Pop quiz. Guide Lonnie Osterholm has during his career caught a lake trout on which of the following: a socket wrench, Batman action figure, or Kit-Kat bar? Give up? The answer is a Batman action figure. As the story goes, Osterholm told a client he could catch a laker on anything, so he was handed the Batman and asked to produce. They even put some cash on it. "I rigged it on a hook, dropped it to the bottom and a fish slammed it," said Osterholm. "I got it to the boat and won $1,000. Then I dropped Batman down again and the second strike was so hard it broke the line."

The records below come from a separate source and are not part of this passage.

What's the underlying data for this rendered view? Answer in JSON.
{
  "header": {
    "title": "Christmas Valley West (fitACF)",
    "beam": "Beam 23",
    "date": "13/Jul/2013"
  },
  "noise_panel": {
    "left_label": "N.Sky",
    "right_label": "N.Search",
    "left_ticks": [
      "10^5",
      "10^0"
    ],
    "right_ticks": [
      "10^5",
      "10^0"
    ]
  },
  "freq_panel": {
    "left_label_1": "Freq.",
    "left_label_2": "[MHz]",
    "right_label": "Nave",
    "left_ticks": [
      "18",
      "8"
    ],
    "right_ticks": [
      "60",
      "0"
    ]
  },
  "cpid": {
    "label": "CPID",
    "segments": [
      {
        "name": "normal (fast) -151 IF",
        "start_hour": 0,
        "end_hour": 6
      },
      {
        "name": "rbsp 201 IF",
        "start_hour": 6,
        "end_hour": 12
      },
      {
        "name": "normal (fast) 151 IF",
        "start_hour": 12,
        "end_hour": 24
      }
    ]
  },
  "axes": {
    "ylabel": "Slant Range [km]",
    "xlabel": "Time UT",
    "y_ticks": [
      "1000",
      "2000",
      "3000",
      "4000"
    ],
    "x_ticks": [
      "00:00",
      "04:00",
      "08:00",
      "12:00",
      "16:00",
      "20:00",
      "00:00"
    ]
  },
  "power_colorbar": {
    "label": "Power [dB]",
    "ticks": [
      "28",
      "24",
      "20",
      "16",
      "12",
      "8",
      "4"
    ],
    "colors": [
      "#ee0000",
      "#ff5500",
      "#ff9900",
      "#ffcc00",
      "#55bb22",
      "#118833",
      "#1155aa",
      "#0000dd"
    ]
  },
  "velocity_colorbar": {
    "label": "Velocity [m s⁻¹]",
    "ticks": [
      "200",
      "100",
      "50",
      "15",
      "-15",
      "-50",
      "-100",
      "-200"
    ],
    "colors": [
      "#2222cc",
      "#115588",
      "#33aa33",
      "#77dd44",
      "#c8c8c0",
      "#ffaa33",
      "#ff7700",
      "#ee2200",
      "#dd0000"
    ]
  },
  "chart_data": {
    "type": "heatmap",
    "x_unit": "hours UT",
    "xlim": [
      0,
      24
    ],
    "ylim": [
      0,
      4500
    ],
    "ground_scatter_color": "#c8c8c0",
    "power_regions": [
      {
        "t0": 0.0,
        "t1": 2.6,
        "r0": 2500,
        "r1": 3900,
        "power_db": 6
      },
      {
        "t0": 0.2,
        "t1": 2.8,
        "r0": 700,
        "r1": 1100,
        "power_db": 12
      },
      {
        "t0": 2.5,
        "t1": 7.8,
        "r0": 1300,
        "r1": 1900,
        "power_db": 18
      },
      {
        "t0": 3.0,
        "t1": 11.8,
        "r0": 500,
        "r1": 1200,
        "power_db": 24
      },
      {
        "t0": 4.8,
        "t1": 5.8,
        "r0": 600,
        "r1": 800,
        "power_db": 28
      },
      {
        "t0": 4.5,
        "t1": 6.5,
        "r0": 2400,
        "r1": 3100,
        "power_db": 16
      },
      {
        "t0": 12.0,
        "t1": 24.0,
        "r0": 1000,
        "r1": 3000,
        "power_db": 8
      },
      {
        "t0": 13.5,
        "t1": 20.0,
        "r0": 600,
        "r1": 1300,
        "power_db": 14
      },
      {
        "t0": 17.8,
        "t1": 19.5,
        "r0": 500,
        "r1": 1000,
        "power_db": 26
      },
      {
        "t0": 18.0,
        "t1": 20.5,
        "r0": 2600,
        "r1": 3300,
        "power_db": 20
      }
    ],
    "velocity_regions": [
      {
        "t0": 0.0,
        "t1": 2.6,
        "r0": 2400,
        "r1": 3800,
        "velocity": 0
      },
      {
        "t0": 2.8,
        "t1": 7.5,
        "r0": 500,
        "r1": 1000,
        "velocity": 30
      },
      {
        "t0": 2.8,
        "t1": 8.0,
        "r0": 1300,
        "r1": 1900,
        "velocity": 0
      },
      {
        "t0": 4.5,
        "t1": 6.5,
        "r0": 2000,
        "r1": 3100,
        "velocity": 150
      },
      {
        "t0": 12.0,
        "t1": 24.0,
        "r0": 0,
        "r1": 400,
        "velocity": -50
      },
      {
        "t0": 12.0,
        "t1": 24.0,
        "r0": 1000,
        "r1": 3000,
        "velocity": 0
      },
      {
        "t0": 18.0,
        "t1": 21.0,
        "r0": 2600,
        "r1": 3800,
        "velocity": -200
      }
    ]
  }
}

I know all this because Osterholm is one of a ton of guides I interviewed for story on lures in the March issue of F&S. I asked most of these guys what the most bizarre thing they ever caught their target species on happened to be. The answers were great. Jeff Sundin once used a strip of black garbage bag to imitate a leech. A walleye nailed it. Striper guide Gene Quigley hooked into a bass on a cigarette filter, which won him a $20 bet. During a cold New Year's Day trout outing, Ernie Calandrelli tossed out a leftover cocktail shrimp from the prior night's party and bagged a fat steelhead. Though it wasn't his personal catch, guide Bobby Liedberg told me about seeing muskies caught on certain, well, uhh, "adult" toys.
While my old G.I. Joe collection will not soon become part of my tackle collection, I have successfully used orange Play-Doh to catch some big flounder. I've also tied scud flies with pink heating insulation and shag carpet fibers. The trout gulped them up with delight. So what's the weirdest, wildest, or wackiest bait or lure you've ever hooked up on?